Rondeaktual.com, Jakarta – Seorang teman lama bernama Fadil Siregar, 64 tahun, wartawan Majalah Selecta Sport era dekade 80-an, ingin bertemu petinju legendaris Syamsul Anwar Harahap, 66 tahun. Fadil adalah humas tinju promotor Herman Sarens Soediro ketika Thomas Americo menantang juara dunia WBC asal Amerika Serikat, Saoul Mamby di Istora Senayan, 37 tahun yang silam.
Kami bertiga (saya, Fadil Siregar, Syamsul Anwar Harahap) sepakat bertemu di Kawasan Kota Tua, Rabu (26/12/2018), pukul 15.00.
Kota Tua berada di Jalan Taman Fatahillah, Pinangsia, Tamansari, Jakarta Barat.
Saya lebih dulu tiba di Kota Tua, salah satu lokasi wisata paling favorit dan terkenal dengan bisnis sewa sepeda keliling. Kota Tua dikelilingi bangunan kuno dan sangat terkenal ke seluruh pelosok Nusantara. Revitalisasi membuat Kawasan Kota Tua lebih hidup. Di sana banyak larangan dan salah satunya DILARANG MENGAMEN.
Di Kota Tua, Syamsul Anwar seolah menemukan dunia baru dalam kehidupannya sekarang. Seperti diketahui, ia sengaja menghilang dari dunia tinju yang belakangan sangat sulit merebut prestrasi. Syamsul yang dulu dijuluki sebagai raja KO, tak pernah dimintai pendapatnya bagaimana cara menghasilkan KO.

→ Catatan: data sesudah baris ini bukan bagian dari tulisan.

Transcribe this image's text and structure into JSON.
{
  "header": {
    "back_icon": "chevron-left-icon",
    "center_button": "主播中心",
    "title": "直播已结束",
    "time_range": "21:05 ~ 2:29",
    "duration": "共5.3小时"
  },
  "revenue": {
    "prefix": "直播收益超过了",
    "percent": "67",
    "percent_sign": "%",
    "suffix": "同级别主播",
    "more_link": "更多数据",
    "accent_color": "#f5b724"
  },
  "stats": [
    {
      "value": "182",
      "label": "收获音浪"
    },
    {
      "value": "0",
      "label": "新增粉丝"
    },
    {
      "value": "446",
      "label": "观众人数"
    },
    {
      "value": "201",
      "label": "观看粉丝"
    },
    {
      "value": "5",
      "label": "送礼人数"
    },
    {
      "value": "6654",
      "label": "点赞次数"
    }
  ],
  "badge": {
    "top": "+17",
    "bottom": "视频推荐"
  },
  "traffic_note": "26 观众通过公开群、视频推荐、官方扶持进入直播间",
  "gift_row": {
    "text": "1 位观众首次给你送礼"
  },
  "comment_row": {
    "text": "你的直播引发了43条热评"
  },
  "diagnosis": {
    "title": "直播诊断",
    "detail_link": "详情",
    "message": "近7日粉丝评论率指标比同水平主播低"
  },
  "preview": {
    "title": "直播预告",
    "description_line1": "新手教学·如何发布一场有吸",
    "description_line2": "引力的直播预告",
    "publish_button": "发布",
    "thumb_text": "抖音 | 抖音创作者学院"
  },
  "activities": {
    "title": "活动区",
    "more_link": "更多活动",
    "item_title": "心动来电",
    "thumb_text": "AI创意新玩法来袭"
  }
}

Di sana, di Kawasan Kota Tua, Syamsul Anwar telah memulai usaha baru. Ia memiliki usaha toilet umum yang tidak pernah sepi dan paling banyak pengunjung keluar-masuk. Usaha kaus kenangan-kenangan atau kaus souvenir. Usaha rumah makan masakan padang. Di ujung tikungan ada usaha rumah makan (nasi, baso, mie ayam) dan berbagai minuman, di tempat paling strategis.
Usaha Syamsul Anwar di Kota Tua tak ada yang gagal. Semua laris manis. Usaha makanan dan minuman dijaga dua sekuriti tambahan, yang ternyata seorang mantan juara Indonesia dan paling sering bertanding ke luar negeri.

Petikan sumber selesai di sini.